Die Provokation findet sich in meinem Gesamteindruck. Alles in allem stellen diese Seiten für mich eine erbärmliche Selbstinszenierung Ihrer Besucher dar. Pseudogeschichten von Pseudokritikern kritisiert und wiederum von Pseudoschreibern geschrieben. Communities in der jeder einzelne von seiner und der Inszenierung der anderen lebt. Ein abgegrenzter Haufen in dem jeder versucht die Aufmerksamkeit der anderen Haufenbewohner zu erhaschen. Geschichten die geschrieben werden, um möglichst konform zur vorherrschenden Meinung im Forum zu sein. Man will ja möglichst viele Kommentare. Und erhält man dann eine dieser wunderschön objektiv aufbereiteten ausführlichen Pseudokritiken kann man sich gleich hinsetzten, um sein eigenes Werk im Sinne des Kritikers zu zerstören. Alles nur, um noch mehr Kommentare und Lob zu bekommen. Durch die Bank liest man auf diesen Seiten nur Kommentare und Geschichten die man allesamt für sich selbst schreiben hätte können. Der Eifer mit dem die Geschichten kommentiert und geschrieben werden wird dominiert vom Gedanken an die Reaktionen der Leser und Kommentierer. Da man selbst auch Leser und Kommentierer ist, manipuliert man sich in Ermangelung an Andersdenkendem Zielpublikum. Man reduziert sich auf die vorgegebene Denkweise einer dieser Seiten und wird somit Teil vom Haufen. Diese Reduktion erlaubt zwar über unterschiedliche Ansichten der einzelnen Kommentierer zu staunen und diesen oft auch Respekt und Bewunderung entgegenzubringen. Sie erlaubt aber nicht mehr über den Tellerrand hinauszuschauen. Man lebt in dieser kleinen Communitywelt, reduziert auf Meinungen der Community, reduziert auf das Schreiben communitykonformer Geschichten, beeindruckt und verstanden nur von anderen Communitybewohnern. An den Kommentarinhalten und den Geschichten kann man verfolgen wie sämtliche hoffnungsvollen Communityeinsteiger im Laufe der Zeit zu communitykonformen Geschichtenschreibern und Kommentierer verkommen.
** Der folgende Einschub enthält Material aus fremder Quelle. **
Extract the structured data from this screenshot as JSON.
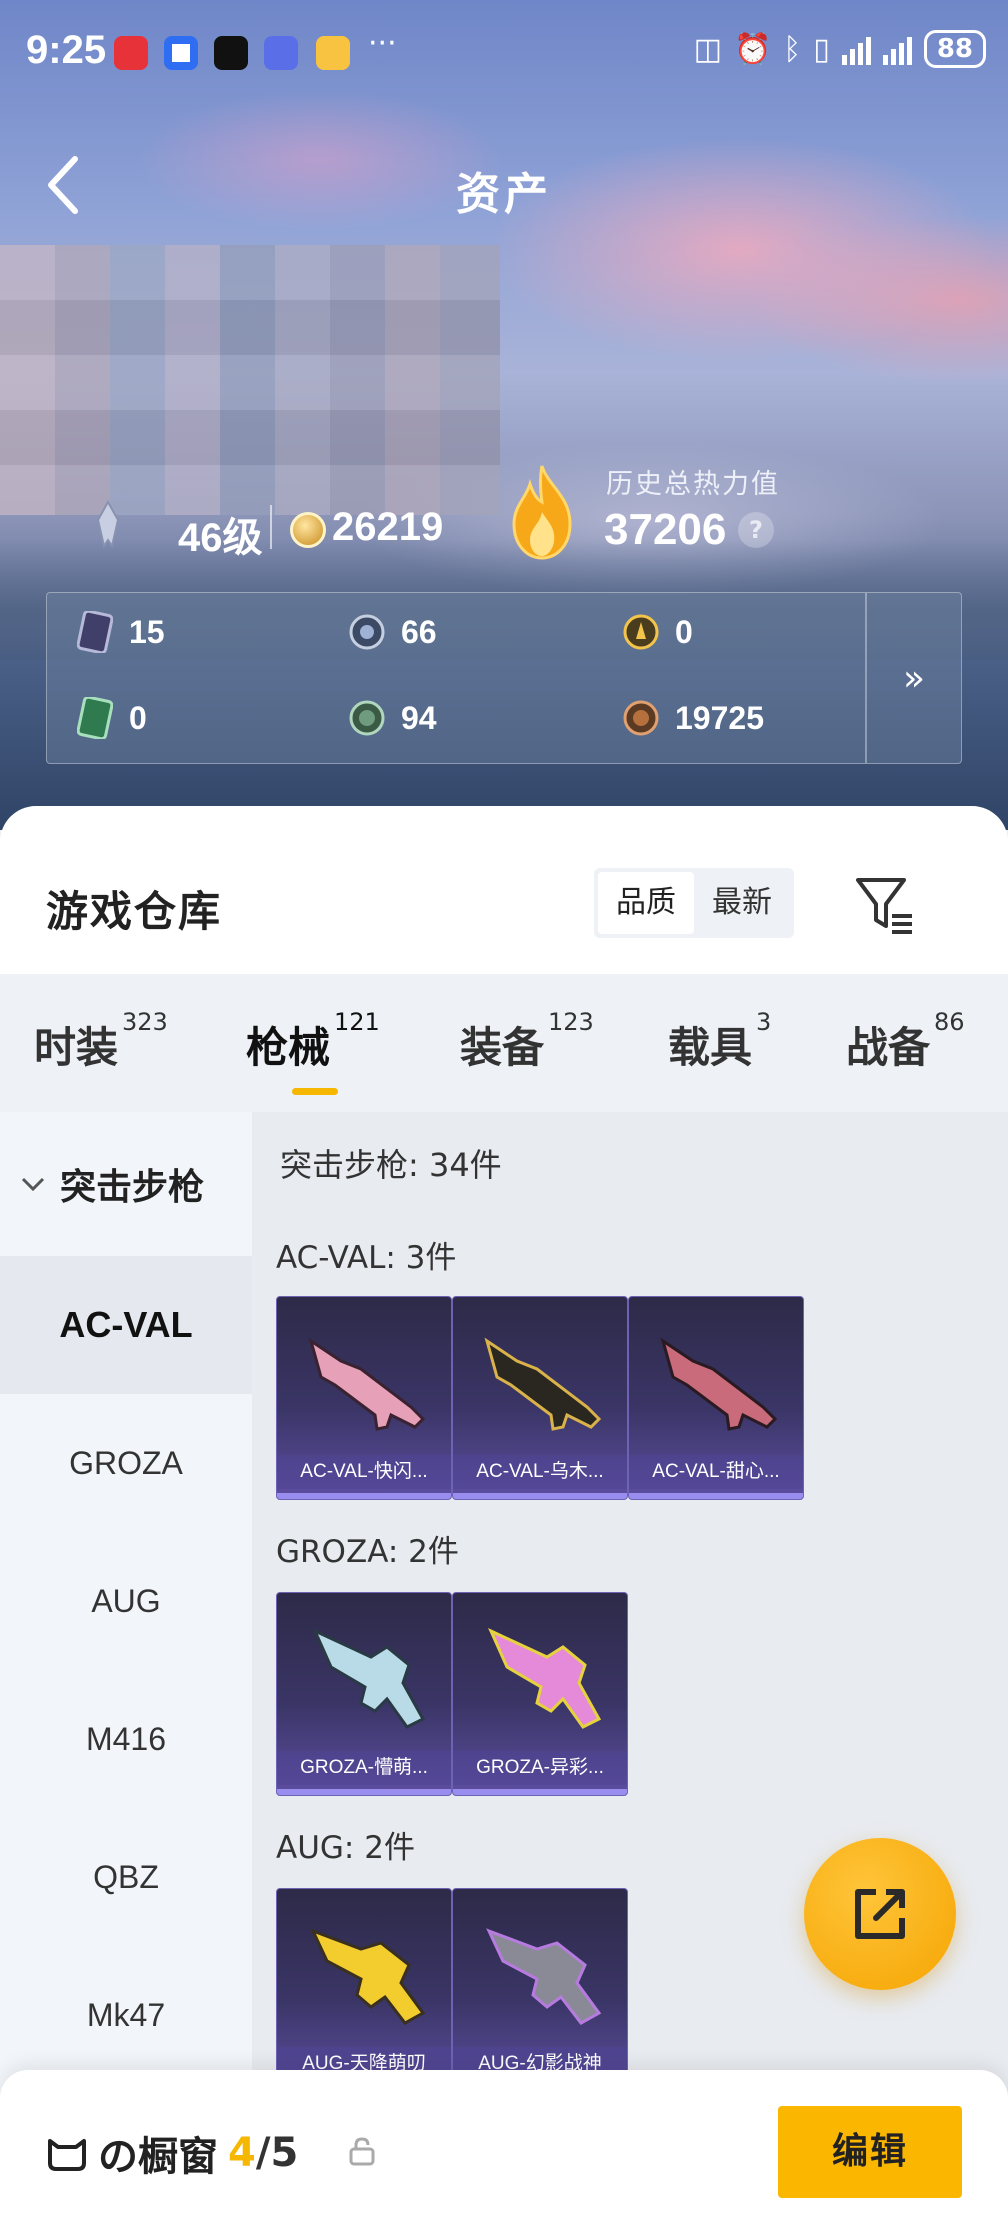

Genug der Provokation? Genug gelästert? Genug Stoff um viele Kommentare zu erhaschen.
Soll ich vielleicht noch ein versöhnliches Element in meine Geschichte einbauen?
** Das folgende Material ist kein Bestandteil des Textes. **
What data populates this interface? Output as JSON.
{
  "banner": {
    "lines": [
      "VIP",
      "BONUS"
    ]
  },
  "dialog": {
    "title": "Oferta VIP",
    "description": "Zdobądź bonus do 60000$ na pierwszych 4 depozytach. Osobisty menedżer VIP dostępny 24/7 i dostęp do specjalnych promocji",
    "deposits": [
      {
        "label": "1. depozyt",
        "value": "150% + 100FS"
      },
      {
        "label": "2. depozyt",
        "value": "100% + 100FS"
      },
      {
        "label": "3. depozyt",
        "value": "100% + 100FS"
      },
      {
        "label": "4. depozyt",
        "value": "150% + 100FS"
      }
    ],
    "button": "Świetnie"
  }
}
Wie wärs damit: Ich bin einer von euch. Mir geht es genau so, wie ich es beschrieben hab. Mit dem einzigen Unterschied das mein ach so hoher IQ mir erlaubt, dann und wann bestimmte Situationen klarer zu sehen als andere. Gleichzeitig ist das auch ein Fluch der mich zwingt, mich selbst als Teil des Communityeinheitsbreis zu identifizieren. Unter dieser Situation ist es mir dann beschert zu leiden, anstatt in aller Ungewissheit mit Freude daran zu glauben auf einer Geschichtenseite akzeptiert und anerkannt zu werden und stolz seine Fortschritte in immer neuen, immer konformeren Geschichten zu reflektieren.
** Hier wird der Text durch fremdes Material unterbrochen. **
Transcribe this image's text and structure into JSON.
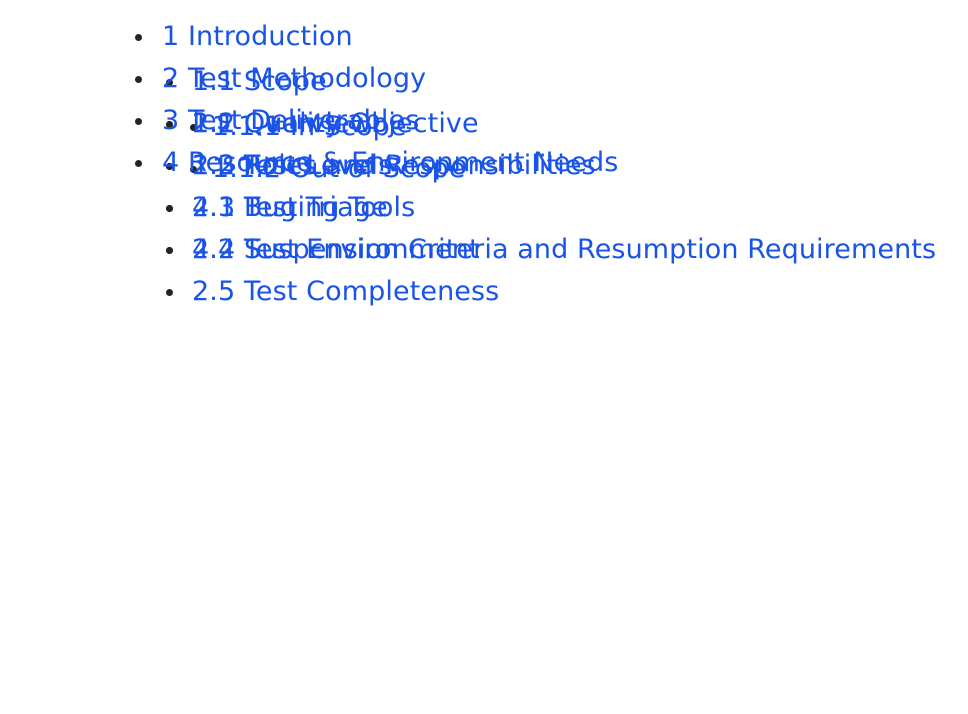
{
  "document": {
    "kind": "table-of-contents",
    "background_color": "#ffffff",
    "link_color": "#1a53e8",
    "bullet_color": "#242424"
  },
  "toc": {
    "items": [
      {
        "label": "1 Introduction",
        "children": [
          {
            "label": "1.1 Scope",
            "children": [
              {
                "label": "1.1.1 In Scope",
                "children": []
              },
              {
                "label": "1.1.2 Out of Scope",
                "children": []
              }
            ]
          },
          {
            "label": "1.2 Quality Objective",
            "children": []
          },
          {
            "label": "1.3 Roles and Responsibilities",
            "children": []
          }
        ]
      },
      {
        "label": "2 Test Methodology",
        "children": [
          {
            "label": "2.1 Overview",
            "children": []
          },
          {
            "label": "2.2 Test Levels",
            "children": []
          },
          {
            "label": "2.3 Bug Triage",
            "children": []
          },
          {
            "label": "2.4 Suspension Criteria and Resumption Requirements",
            "children": []
          },
          {
            "label": "2.5 Test Completeness",
            "children": []
          }
        ]
      },
      {
        "label": "3 Test Deliverables",
        "children": []
      },
      {
        "label": "4 Resource & Environment Needs",
        "children": [
          {
            "label": "4.1 Testing Tools",
            "children": []
          },
          {
            "label": "4.2 Test Environment",
            "children": []
          }
        ]
      }
    ]
  }
}
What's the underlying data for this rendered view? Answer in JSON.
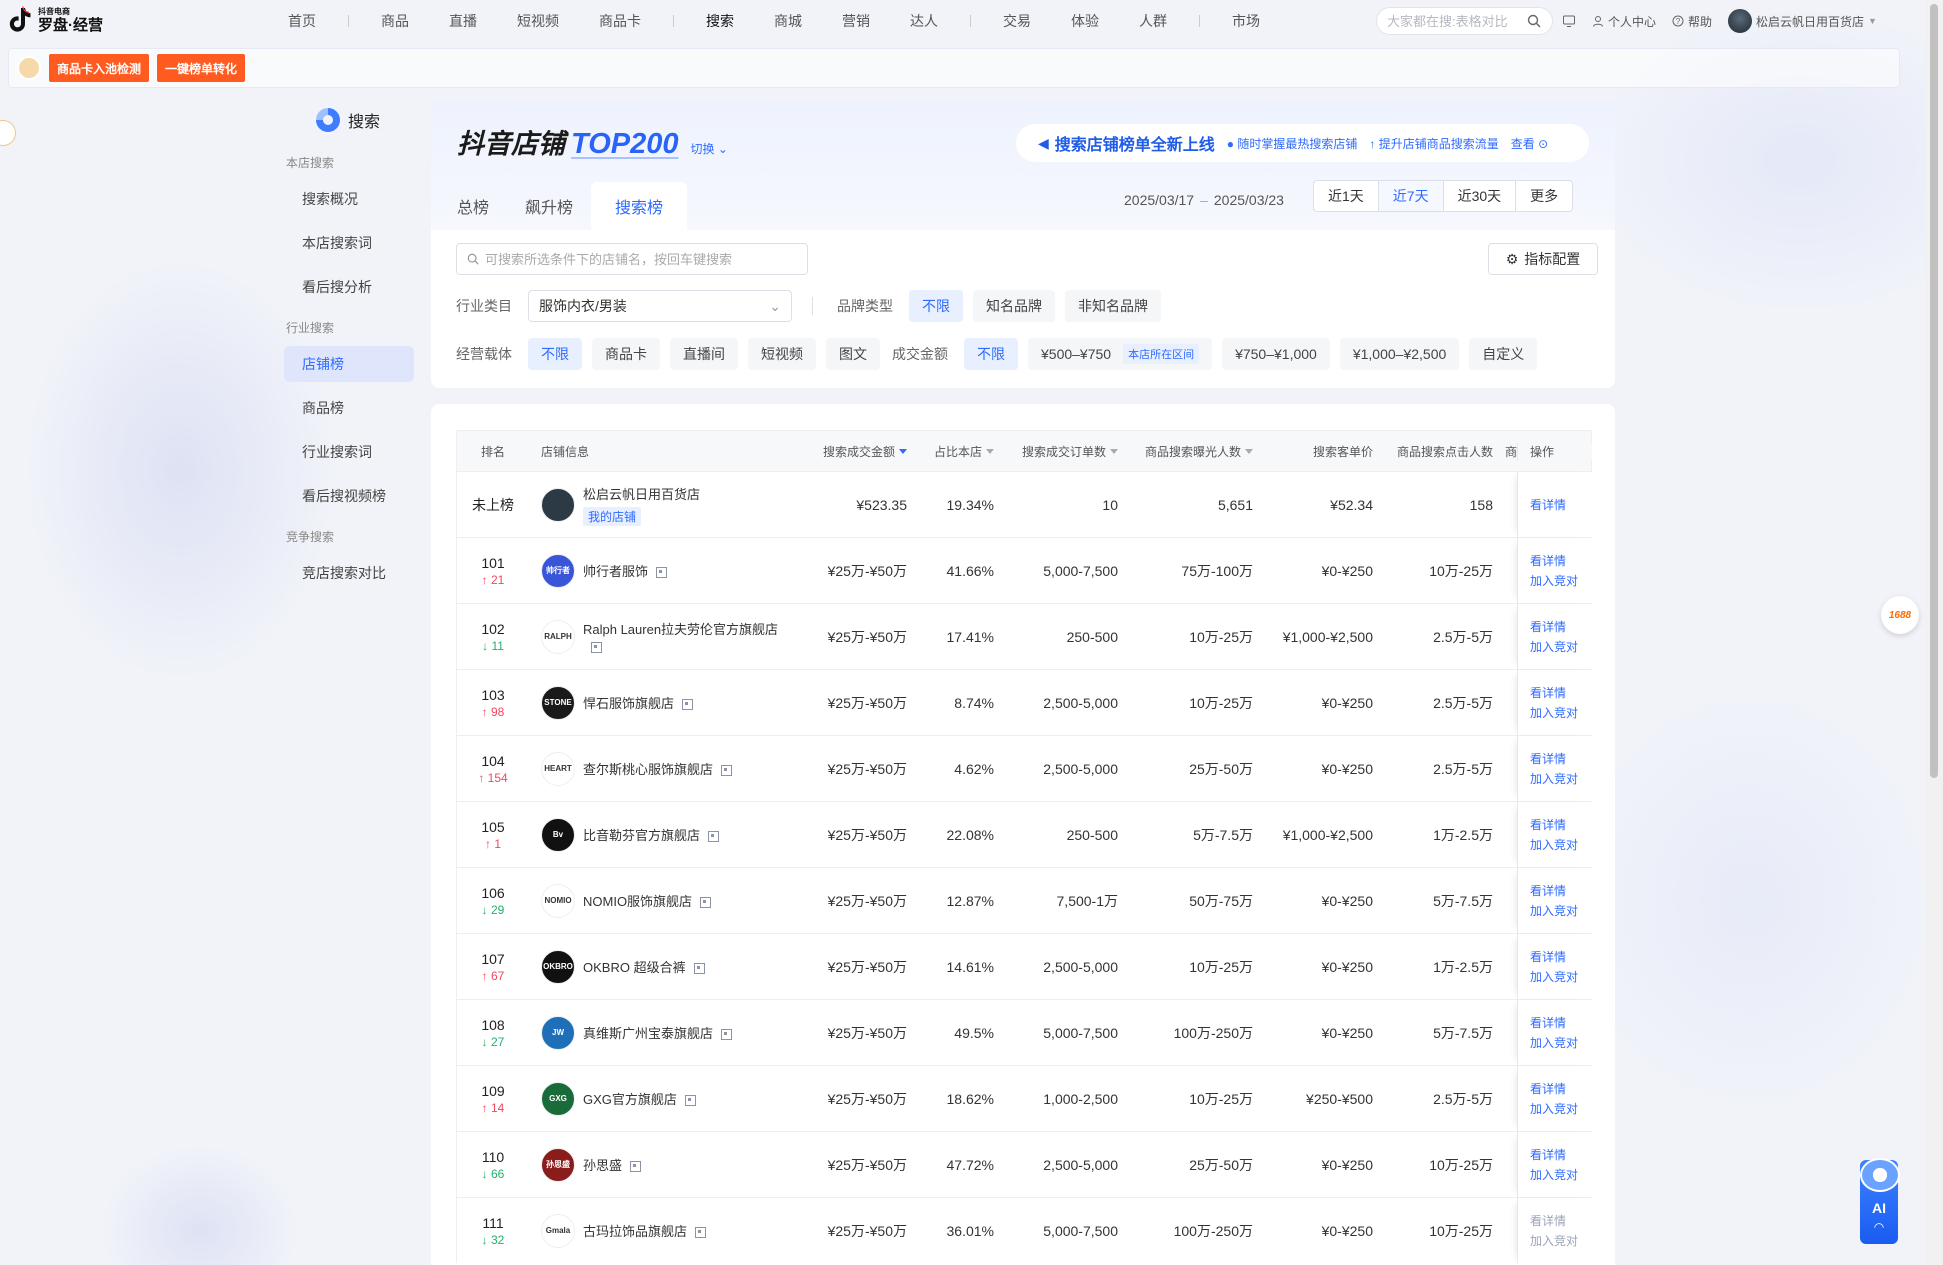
{
  "app": {
    "logo_small": "抖音电商",
    "logo_big": "罗盘·经营"
  },
  "nav": {
    "group1": [
      "首页",
      "商品",
      "直播",
      "短视频",
      "商品卡"
    ],
    "group2": [
      "搜索",
      "商城",
      "营销",
      "达人"
    ],
    "group3": [
      "交易",
      "体验",
      "人群"
    ],
    "group4": [
      "市场"
    ],
    "search_placeholder": "大家都在搜:表格对比",
    "personal_center": "个人中心",
    "help": "帮助",
    "store_name": "松启云帆日用百货店"
  },
  "banner": {
    "btn1": "商品卡入池检测",
    "btn2": "一键榜单转化"
  },
  "sidebar": {
    "title": "搜索",
    "groups": [
      {
        "label": "本店搜索",
        "items": [
          "搜索概况",
          "本店搜索词",
          "看后搜分析"
        ]
      },
      {
        "label": "行业搜索",
        "items": [
          "店铺榜",
          "商品榜",
          "行业搜索词",
          "看后搜视频榜"
        ]
      },
      {
        "label": "竞争搜索",
        "items": [
          "竞店搜索对比"
        ]
      }
    ],
    "active": "店铺榜"
  },
  "header": {
    "title_main": "抖音店铺",
    "title_accent": "TOP200",
    "switch": "切换",
    "promo_title": "搜索店铺榜单全新上线",
    "promo_sub1": "随时掌握最热搜索店铺",
    "promo_sub2": "提升店铺商品搜索流量",
    "promo_link": "查看",
    "tabs": [
      "总榜",
      "飙升榜",
      "搜索榜"
    ],
    "active_tab": "搜索榜",
    "date_start": "2025/03/17",
    "date_sep": "–",
    "date_end": "2025/03/23",
    "date_buttons": [
      "近1天",
      "近7天",
      "近30天",
      "更多"
    ],
    "active_date": "近7天"
  },
  "filters": {
    "search_placeholder": "可搜索所选条件下的店铺名，按回车键搜索",
    "metric_config": "指标配置",
    "industry_label": "行业类目",
    "industry_value": "服饰内衣/男装",
    "brand_label": "品牌类型",
    "brand_options": [
      "不限",
      "知名品牌",
      "非知名品牌"
    ],
    "carrier_label": "经营载体",
    "carrier_options": [
      "不限",
      "商品卡",
      "直播间",
      "短视频",
      "图文"
    ],
    "amount_label": "成交金额",
    "amount_options": [
      "不限",
      "¥500–¥750",
      "¥750–¥1,000",
      "¥1,000–¥2,500",
      "自定义"
    ],
    "amount_tag": "本店所在区间"
  },
  "table": {
    "columns": [
      "排名",
      "店铺信息",
      "搜索成交金额",
      "占比本店",
      "搜索成交订单数",
      "商品搜索曝光人数",
      "搜索客单价",
      "商品搜索点击人数",
      "商",
      "操作"
    ],
    "my_tag": "我的店铺",
    "link_detail": "看详情",
    "link_compare": "加入竞对",
    "rows": [
      {
        "rank": "未上榜",
        "change": "",
        "dir": "",
        "shop": "松启云帆日用百货店",
        "logo_color": "#2b3a44",
        "logo_text": "",
        "amount": "¥523.35",
        "ratio": "19.34%",
        "orders": "10",
        "exposure": "5,651",
        "price": "¥52.34",
        "clicks": "158",
        "mine": true
      },
      {
        "rank": "101",
        "change": "21",
        "dir": "up",
        "shop": "帅行者服饰",
        "logo_color": "#3a56d8",
        "logo_text": "帅行者",
        "amount": "¥25万-¥50万",
        "ratio": "41.66%",
        "orders": "5,000-7,500",
        "exposure": "75万-100万",
        "price": "¥0-¥250",
        "clicks": "10万-25万"
      },
      {
        "rank": "102",
        "change": "11",
        "dir": "down",
        "shop": "Ralph Lauren拉夫劳伦官方旗舰店",
        "logo_color": "#ffffff",
        "logo_text": "RALPH",
        "amount": "¥25万-¥50万",
        "ratio": "17.41%",
        "orders": "250-500",
        "exposure": "10万-25万",
        "price": "¥1,000-¥2,500",
        "clicks": "2.5万-5万"
      },
      {
        "rank": "103",
        "change": "98",
        "dir": "up",
        "shop": "悍石服饰旗舰店",
        "logo_color": "#1a1a1a",
        "logo_text": "STONE",
        "amount": "¥25万-¥50万",
        "ratio": "8.74%",
        "orders": "2,500-5,000",
        "exposure": "10万-25万",
        "price": "¥0-¥250",
        "clicks": "2.5万-5万"
      },
      {
        "rank": "104",
        "change": "154",
        "dir": "up",
        "shop": "查尔斯桃心服饰旗舰店",
        "logo_color": "#ffffff",
        "logo_text": "HEART",
        "amount": "¥25万-¥50万",
        "ratio": "4.62%",
        "orders": "2,500-5,000",
        "exposure": "25万-50万",
        "price": "¥0-¥250",
        "clicks": "2.5万-5万"
      },
      {
        "rank": "105",
        "change": "1",
        "dir": "up",
        "shop": "比音勒芬官方旗舰店",
        "logo_color": "#111111",
        "logo_text": "Bv",
        "amount": "¥25万-¥50万",
        "ratio": "22.08%",
        "orders": "250-500",
        "exposure": "5万-7.5万",
        "price": "¥1,000-¥2,500",
        "clicks": "1万-2.5万"
      },
      {
        "rank": "106",
        "change": "29",
        "dir": "down",
        "shop": "NOMIO服饰旗舰店",
        "logo_color": "#ffffff",
        "logo_text": "NOMIO",
        "amount": "¥25万-¥50万",
        "ratio": "12.87%",
        "orders": "7,500-1万",
        "exposure": "50万-75万",
        "price": "¥0-¥250",
        "clicks": "5万-7.5万"
      },
      {
        "rank": "107",
        "change": "67",
        "dir": "up",
        "shop": "OKBRO 超级合裤",
        "logo_color": "#111111",
        "logo_text": "OKBRO",
        "amount": "¥25万-¥50万",
        "ratio": "14.61%",
        "orders": "2,500-5,000",
        "exposure": "10万-25万",
        "price": "¥0-¥250",
        "clicks": "1万-2.5万"
      },
      {
        "rank": "108",
        "change": "27",
        "dir": "down",
        "shop": "真维斯广州宝泰旗舰店",
        "logo_color": "#1e6fb8",
        "logo_text": "JW",
        "amount": "¥25万-¥50万",
        "ratio": "49.5%",
        "orders": "5,000-7,500",
        "exposure": "100万-250万",
        "price": "¥0-¥250",
        "clicks": "5万-7.5万"
      },
      {
        "rank": "109",
        "change": "14",
        "dir": "up",
        "shop": "GXG官方旗舰店",
        "logo_color": "#1a6b3a",
        "logo_text": "GXG",
        "amount": "¥25万-¥50万",
        "ratio": "18.62%",
        "orders": "1,000-2,500",
        "exposure": "10万-25万",
        "price": "¥250-¥500",
        "clicks": "2.5万-5万"
      },
      {
        "rank": "110",
        "change": "66",
        "dir": "down",
        "shop": "孙思盛",
        "logo_color": "#8a1c1c",
        "logo_text": "孙思盛",
        "amount": "¥25万-¥50万",
        "ratio": "47.72%",
        "orders": "2,500-5,000",
        "exposure": "25万-50万",
        "price": "¥0-¥250",
        "clicks": "10万-25万"
      },
      {
        "rank": "111",
        "change": "32",
        "dir": "down",
        "shop": "古玛拉饰品旗舰店",
        "logo_color": "#ffffff",
        "logo_text": "Gmala",
        "amount": "¥25万-¥50万",
        "ratio": "36.01%",
        "orders": "5,000-7,500",
        "exposure": "100万-250万",
        "price": "¥0-¥250",
        "clicks": "10万-25万"
      }
    ]
  },
  "floats": {
    "ai_label": "AI",
    "badge_1688": "1688"
  },
  "colors": {
    "accent": "#2f6bff",
    "up": "#f5465d",
    "down": "#1fb36b",
    "banner_btn": "#ff5a1f"
  }
}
Vielleicht wäre auch eine schmalzige Entschuldigung angebracht: Es tut mir aufrichtig Leid, meinen Gefühlen so freien Lauf zu lassen. Natürlich ist mir klar, dass hinter jedem anonymen Communitybewohner ein mehr oder weniger talentiertes, hochsensibles, frei denkendes, zu tolerierendes und zu respektierendes Individuum steckt. Jedes dieser Individuen provoziert meinen Neid in der Demonstration seines Könnens.
Ich lass das mal so im Raum stehen. Jetzt ist es nämlich höchste Zeit meine Geschichte zu beenden, da zu lange Geschichten kaum Kommentare bekommen. Und schließlich bin ich doch aufgrund meines klaren Einblickes in mein Innenleben die unterwürfigste, kommentarsüchtigste, aufmerksamkeitserhaschendste und elendste Kreatur im Communityhaufen. Ich bin es doch der nicht über den Tellerrand seines Neides und Nichtkönnens hinausschauen kann.
Nachsatz: Gerade hab ich mich dabei ertappt die Geschichte auf Beistrichfehler und Absatzkonformität zu untersuchen. Dies lass ich aber am heutigen Tag der Erleuchtung bewusst sofort wieder sein!